Schutz für Schulkinder: Rehling testet Halteverbot in der Hauptstraße

Halteverbotsschilder und Verkehrswarnkegel sind derzeit während der Testphase „Sicherer Fußweg an der Hambergstraße“ in Rehling aufgestellt. Dadurch werden die bislang vor der Bank parkenden Autos auf andere Parkplätze verdrängt und die Fußgänger, vor allem die Schulkinder, können sich dort sicher bewegen.
Bild: Josef Abt

Plus Es geht um den Schutz der Schulkinder. Ein runder Tisch mit Behörden, Politikern und der neuen Bürgerinitiative „Sicherer Fußweg“ sucht nach Lösungen.

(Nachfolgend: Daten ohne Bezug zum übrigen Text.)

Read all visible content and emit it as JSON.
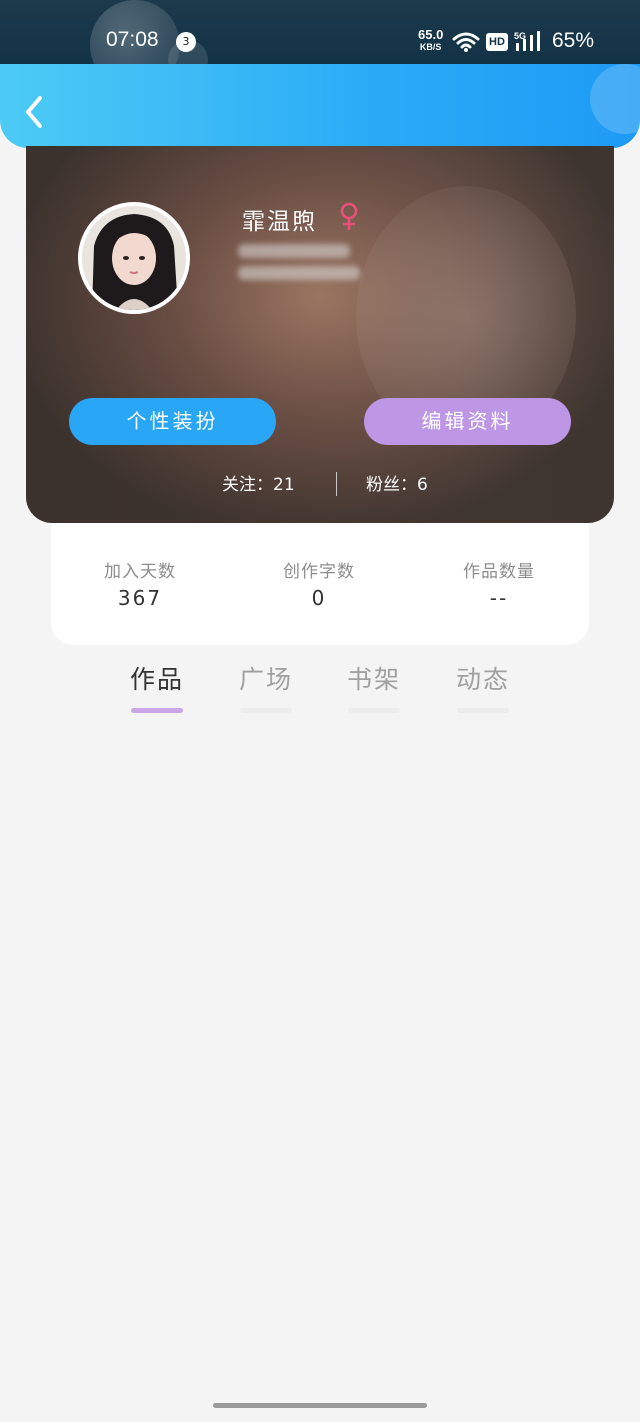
{
  "status_bar": {
    "time": "07:08",
    "notification_count": "3",
    "net_speed": "65.0",
    "net_speed_unit": "KB/S",
    "hd_label": "HD",
    "network_type": "5G",
    "battery": "65%"
  },
  "header": {
    "back_icon": "chevron-left-icon"
  },
  "profile": {
    "nickname": "霏温煦",
    "gender_icon": "female-icon",
    "gender_color": "#e8527a",
    "dress_button": "个性装扮",
    "edit_button": "编辑资料",
    "following": "关注：21",
    "fans": "粉丝：6"
  },
  "stats": [
    {
      "label": "加入天数",
      "value": "367"
    },
    {
      "label": "创作字数",
      "value": "0"
    },
    {
      "label": "作品数量",
      "value": "--"
    }
  ],
  "tabs": [
    {
      "label": "作品",
      "active": true
    },
    {
      "label": "广场",
      "active": false
    },
    {
      "label": "书架",
      "active": false
    },
    {
      "label": "动态",
      "active": false
    }
  ],
  "colors": {
    "header_start": "#4dcbf5",
    "header_end": "#1e9af5",
    "dress_button": "#29a6f6",
    "edit_button": "#be96e6",
    "tab_active_underline": "#c9a6e6"
  }
}
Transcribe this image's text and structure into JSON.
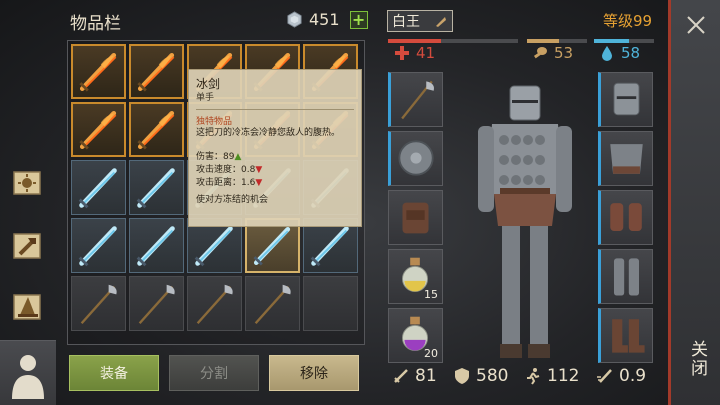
{
  "inventory": {
    "title": "物品栏",
    "currency_value": "451",
    "add_currency_label": "+",
    "slots": [
      {
        "item": "fire-sword",
        "rarity": "legendary"
      },
      {
        "item": "fire-sword",
        "rarity": "legendary"
      },
      {
        "item": "fire-sword",
        "rarity": "legendary"
      },
      {
        "item": "fire-sword",
        "rarity": "legendary"
      },
      {
        "item": "fire-sword",
        "rarity": "legendary"
      },
      {
        "item": "fire-sword",
        "rarity": "legendary"
      },
      {
        "item": "fire-sword",
        "rarity": "legendary"
      },
      {
        "item": "fire-sword",
        "rarity": "legendary"
      },
      {
        "item": "fire-sword",
        "rarity": "legendary"
      },
      {
        "item": "fire-sword",
        "rarity": "legendary"
      },
      {
        "item": "ice-sword",
        "rarity": "rare"
      },
      {
        "item": "ice-sword",
        "rarity": "rare"
      },
      {
        "item": "ice-sword",
        "rarity": "rare"
      },
      {
        "item": "ice-sword",
        "rarity": "rare"
      },
      {
        "item": "ice-sword",
        "rarity": "rare"
      },
      {
        "item": "ice-sword",
        "rarity": "rare"
      },
      {
        "item": "ice-sword",
        "rarity": "rare"
      },
      {
        "item": "ice-sword",
        "rarity": "rare"
      },
      {
        "item": "ice-sword",
        "rarity": "rare",
        "selected": true
      },
      {
        "item": "ice-sword",
        "rarity": "rare"
      },
      {
        "item": "halberd",
        "rarity": "common"
      },
      {
        "item": "halberd",
        "rarity": "common"
      },
      {
        "item": "halberd",
        "rarity": "common"
      },
      {
        "item": "halberd",
        "rarity": "common"
      },
      {
        "item": "",
        "rarity": "empty"
      }
    ]
  },
  "tooltip": {
    "name": "冰剑",
    "type": "单手",
    "rarity": "独特物品",
    "description": "这把刀的冷冻会冷静您敌人的腹热。",
    "stats": [
      {
        "label": "伤害：",
        "value": "89",
        "trend": "▲",
        "trend_dir": "up"
      },
      {
        "label": "攻击速度：",
        "value": "0.8",
        "trend": "▼",
        "trend_dir": "down"
      },
      {
        "label": "攻击距离：",
        "value": "1.6",
        "trend": "▼",
        "trend_dir": "down"
      }
    ],
    "effect": "使对方冻结的机会"
  },
  "buttons": {
    "equip": "装备",
    "split": "分割",
    "remove": "移除"
  },
  "character": {
    "name": "白王",
    "level_label": "等级99",
    "health": "41",
    "food": "53",
    "water": "58",
    "health_fill": 0.41,
    "food_fill": 0.53,
    "water_fill": 0.58,
    "potion_small_qty": "15",
    "potion_large_qty": "20",
    "stats": {
      "attack": "81",
      "armor": "580",
      "speed": "112",
      "attack_speed": "0.9"
    }
  },
  "close": {
    "label": "关闭"
  },
  "colors": {
    "health": "#d44b3d",
    "food": "#c8a063",
    "water": "#4fb3d9",
    "level": "#e7a233"
  }
}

Den Fußweg an der Hauptstraße sicherer machen – darum ging es jetzt bei einem Runden Tisch im Rehlinger Rathaus. Und es gibt Ansätze. Mit Bürgermeister Alfred Rappel saßen Vertreter des Landratsamtes, der Polizeiinspektion und die Sprecher der Bürgerinitiative „Sicherer Fußweg an der Rehlinger Hauptstraße“ am Tisch. Weil Autofahrer die Verbote immer wieder ignorieren, soll jetzt eine wirksame Lösung her.

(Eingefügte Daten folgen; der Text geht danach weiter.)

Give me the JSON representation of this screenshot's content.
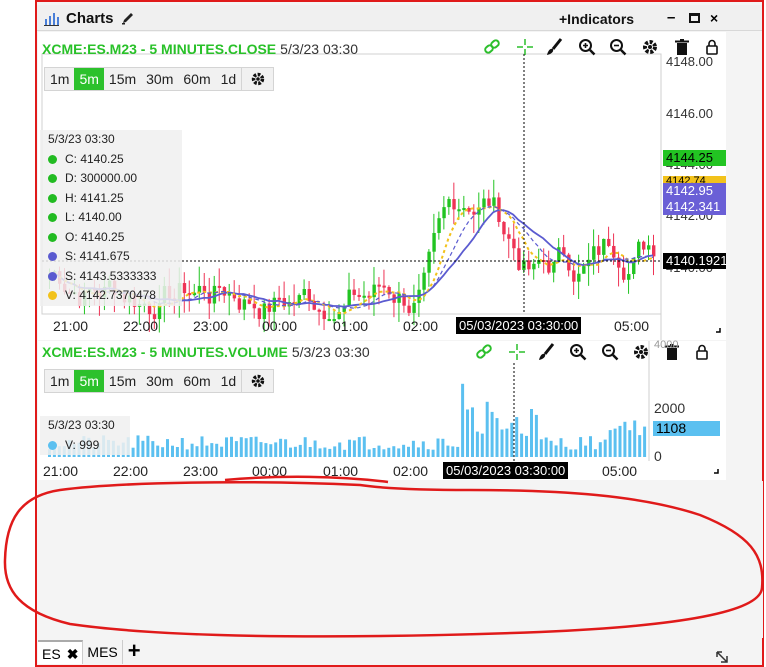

Schon vor einiger Zeit hatten Rehlinger Bürger die Diskussion angestoßen: Es geht ihnen um das unkontrollierte Parken auf dem Gehweg vor der Raiffeisenbank. Sie wollten eine schnelle Lösung, um vor allem die Schulkinder an diesem stark befahrenen Abschnitt besser zu schützen. Das Thema wird seit Monaten in Rehling diskutiert.

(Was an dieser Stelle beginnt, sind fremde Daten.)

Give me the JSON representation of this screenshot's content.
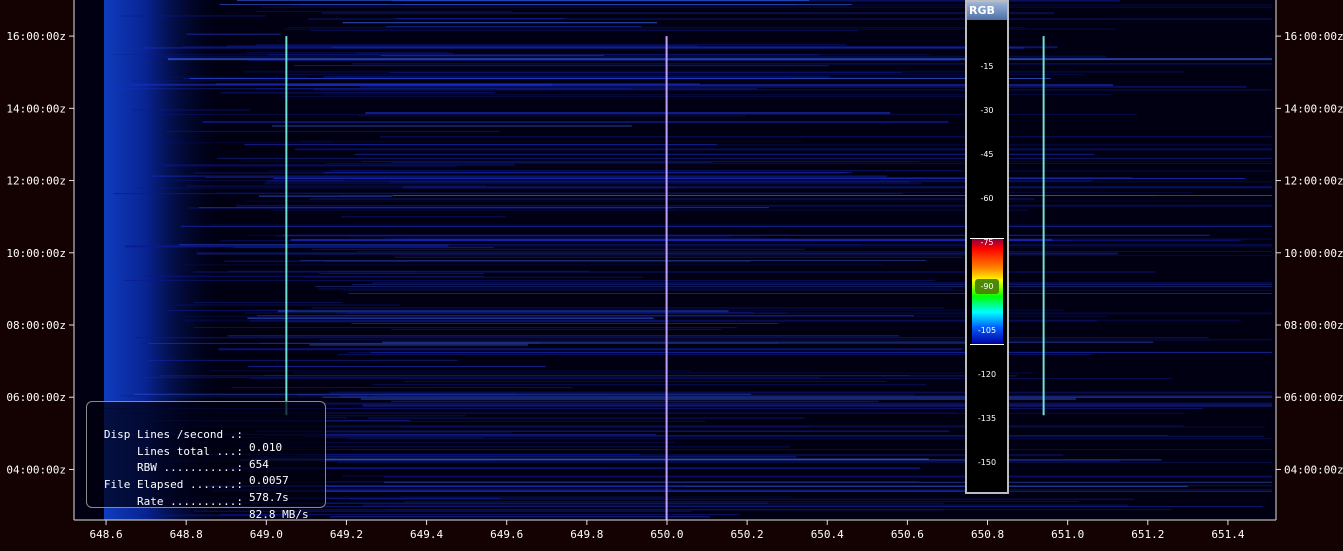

Vor einigen Wochen erst hatte sich die Bürgerinitiative "Sicherer Fußweg an der Rehlinger Hauptstraße"gegründet, in der sich besonders Alexander Richter, Anton Fries und Werner Lindermeir für eine schnelle und brauchbare Lösung einsetzen. Sie haben auch kurzfristig als Ortsgruppe der Freien Wähler eine Gemeinderatsliste nominiert und Richter kandidiert für das Bürgermeisteramt.In der Besprechungsrunde konnten die BI-Initiatoren jetzt noch einmal ihre Argumente vorbringen.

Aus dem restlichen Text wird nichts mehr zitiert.